Summary | 18 files | 1 commit | base: feature/dev-tools-serverfeature/tool-chain-ref-aware-validation


Ref-aware schema widening for tool-chain sentinel refs

Before: Sentinel ref objects like { $tool: "call_id", $path: "result.field" } failed the AI SDK's input schema validation, silently preventing chained tool calls from executing.
After: A recursive transformer wraps each value-position JSON Schema node with anyOf: [<original>, <ref schema>], so the SDK always accepts valid sentinel refs.

makeRefAwareJsonSchema walks the JSON Schema tree and applies withToolCallArgRef at leaf positions — properties, array items, additionalProperties, and patternProperties — while leaving structural combinators (anyOf, oneOf, allOf) untouched to prevent double-wrapping. Both the function-tool path (raw JSON Schema → z.fromJSONSchema) and the MCP-tool path (Zod → z.toJSONSchema → transform → z.fromJSONSchema) converge on the same transformer.

How does the MCP-tool path differ from function tools? MCP tools start with a Zod schema from the MCP client. buildRefAwareInputSchema in mcp-tools.ts round-trips through z.toJSONSchema, applies the ref-aware transform, then converts back with z.fromJSONSchema. Function tools start with raw JSON Schema from the tool config and call makeRefAwareJsonSchema directly.

ref-aware-schema.ts · mcp-tools.ts · function-tools.ts


baseInputSchema preservation for post-resolution validation

Before: Resolved args were validated against the widened ref-accepting schema, so invalid resolved values could slip through to execution.
After: The original strict schema is retained as baseInputSchema on every tool definition. After ArtifactParser.resolveArgs() swaps refs for real values, tool-wrapper.ts validates against baseInputSchema and throws if the resolved values don't match.

The AiSdkToolDefinition type gains an optional baseInputSchema field. Each tool construction site — AgentMcpManager.buildOverriddenTool, getMcpTools, and getFunctionTools — attaches it via object spread on the tool() result.

tool-wrapper.ts · agent-types.ts · AgentMcpManager.ts


Invalid tool call observability via onStepFinish

Before: When the AI SDK rejected a tool call due to schema validation, no trace appeared in OTEL, session events, or conversation history — the failure was invisible.
After: handleInvalidToolResultsFromStep inspects each step's content array for tool-error parts with string errors (SDK validation failures) and emits an OTEL span, two session events (tool_call + tool_result), and a persisted conversation message.

The handler specifically filters for typeof error === 'string' to distinguish SDK validation errors from execute() errors (which are Error objects and already have their own observability path). The conversation message uses a new formatInvalidToolCallForHistory helper.

generate.ts · tool-result-for-conversation-history.ts


Image schema simplification — drop encoding: 'base64'

Before: ImageInput carried an encoding: z.literal('base64') field, adding a required schema property that was always the same value.
After: The field is removed from the type, Zod schema, MCP server docs, and all test fixtures.

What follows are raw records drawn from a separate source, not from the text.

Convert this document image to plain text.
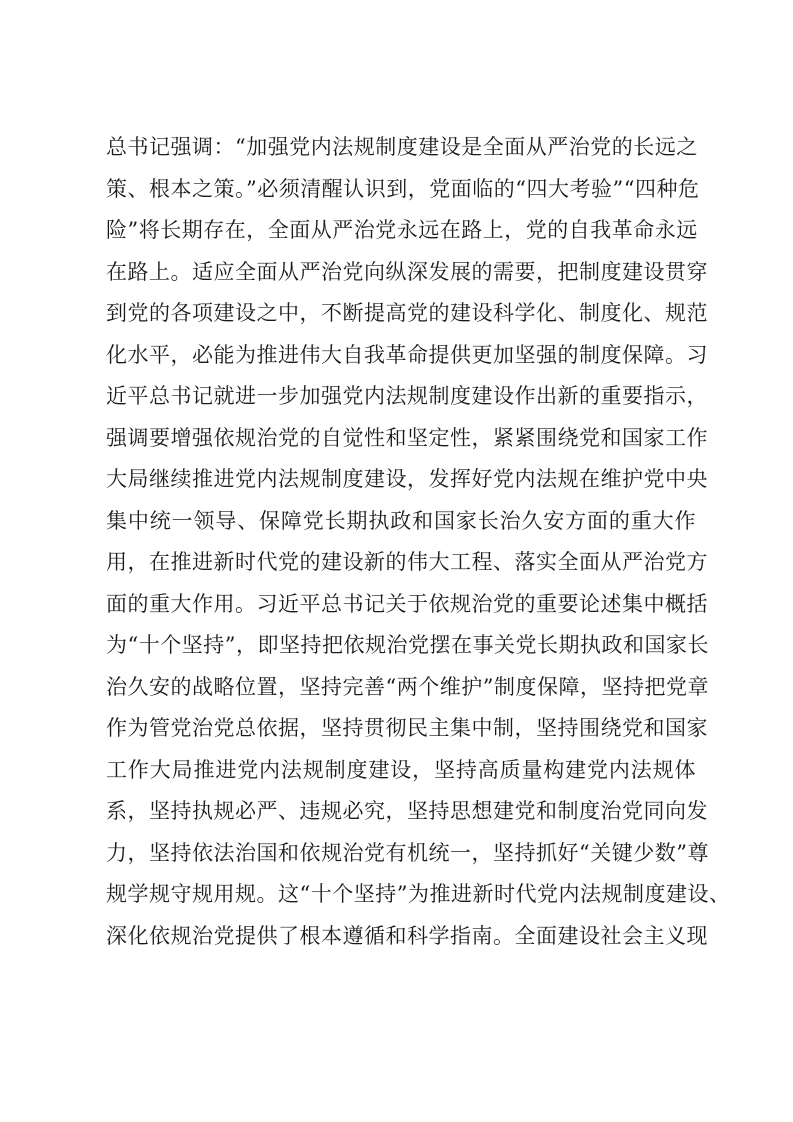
总书记强调：“加强党内法规制度建设是全面从严治党的长远之
策、根本之策。”必须清醒认识到，党面临的“四大考验”“四种危
险”将长期存在，全面从严治党永远在路上，党的自我革命永远
在路上。适应全面从严治党向纵深发展的需要，把制度建设贯穿
到党的各项建设之中，不断提高党的建设科学化、制度化、规范
化水平，必能为推进伟大自我革命提供更加坚强的制度保障。习
近平总书记就进一步加强党内法规制度建设作出新的重要指示，
强调要增强依规治党的自觉性和坚定性，紧紧围绕党和国家工作
大局继续推进党内法规制度建设，发挥好党内法规在维护党中央
集中统一领导、保障党长期执政和国家长治久安方面的重大作
用，在推进新时代党的建设新的伟大工程、落实全面从严治党方
面的重大作用。习近平总书记关于依规治党的重要论述集中概括
为“十个坚持”，即坚持把依规治党摆在事关党长期执政和国家长
治久安的战略位置，坚持完善“两个维护”制度保障，坚持把党章
作为管党治党总依据，坚持贯彻民主集中制，坚持围绕党和国家
工作大局推进党内法规制度建设，坚持高质量构建党内法规体
系，坚持执规必严、违规必究，坚持思想建党和制度治党同向发
力，坚持依法治国和依规治党有机统一，坚持抓好“关键少数”尊
规学规守规用规。这“十个坚持”为推进新时代党内法规制度建设、
深化依规治党提供了根本遵循和科学指南。全面建设社会主义现
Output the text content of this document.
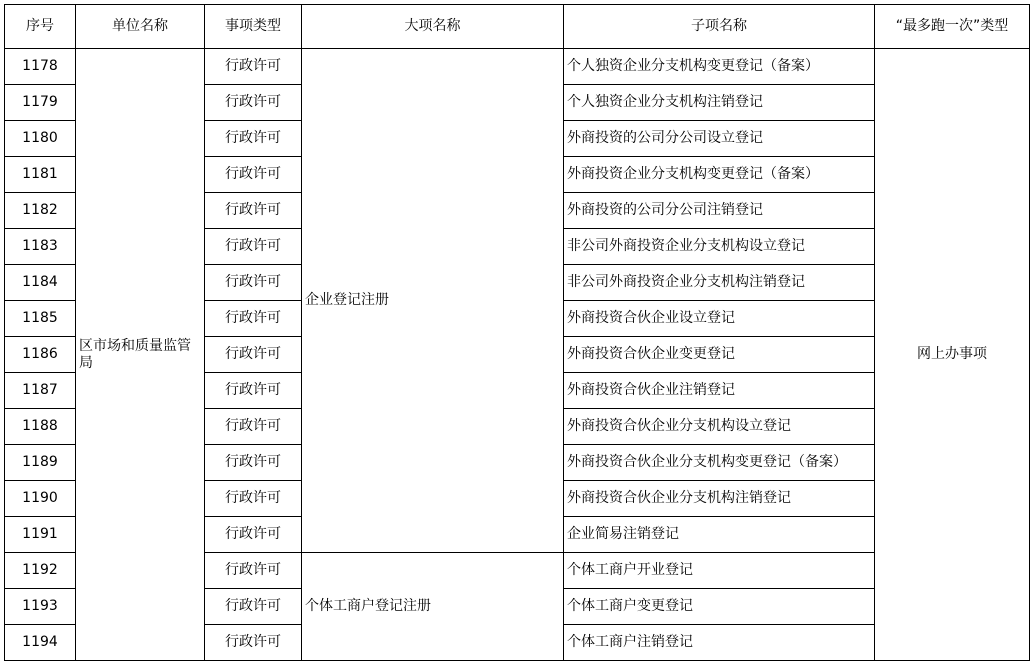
序号	单位名称	事项类型	大项名称	子项名称	“最多跑一次”类型
1178	区市场和质量监管局	行政许可	企业登记注册	个人独资企业分支机构变更登记（备案）	网上办事项
1179		行政许可		个人独资企业分支机构注销登记	
1180		行政许可		外商投资的公司分公司设立登记	
1181		行政许可		外商投资企业分支机构变更登记（备案）	
1182		行政许可		外商投资的公司分公司注销登记	
1183		行政许可		非公司外商投资企业分支机构设立登记	
1184		行政许可		非公司外商投资企业分支机构注销登记	
1185		行政许可		外商投资合伙企业设立登记	
1186		行政许可		外商投资合伙企业变更登记	
1187		行政许可		外商投资合伙企业注销登记	
1188		行政许可		外商投资合伙企业分支机构设立登记	
1189		行政许可		外商投资合伙企业分支机构变更登记（备案）	
1190		行政许可		外商投资合伙企业分支机构注销登记	
1191		行政许可		企业简易注销登记	
1192		行政许可	个体工商户登记注册	个体工商户开业登记	
1193		行政许可		个体工商户变更登记	
1194		行政许可		个体工商户注销登记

image.ts · artifact-utils.ts

Pullfrog  | View workflow run | Triggered by Pullfrogpullfrog.com𝕏

Copy link
Contributor

@claude claude bot left a comment

Choose a reason for hiding this comment

The reason will be displayed to describe this comment to others. Learn more.

PR Review Summary

(4) Total Issues | Risk: Medium

🟠⚠️ Major (2) 🟠⚠️

🟠 1) mcp-tools.ts:52-78 Non-session MCP tools bypass ref-aware schema widening

Issue: The !sessionId early-return path does not call buildRefAwareInputSchema, meaning tools returned via this code path use the original inputSchema. Sentinel refs like { $tool: 'call_id' } will fail schema validation at AI SDK call time — exactly the silent failure mode this PR aims to fix.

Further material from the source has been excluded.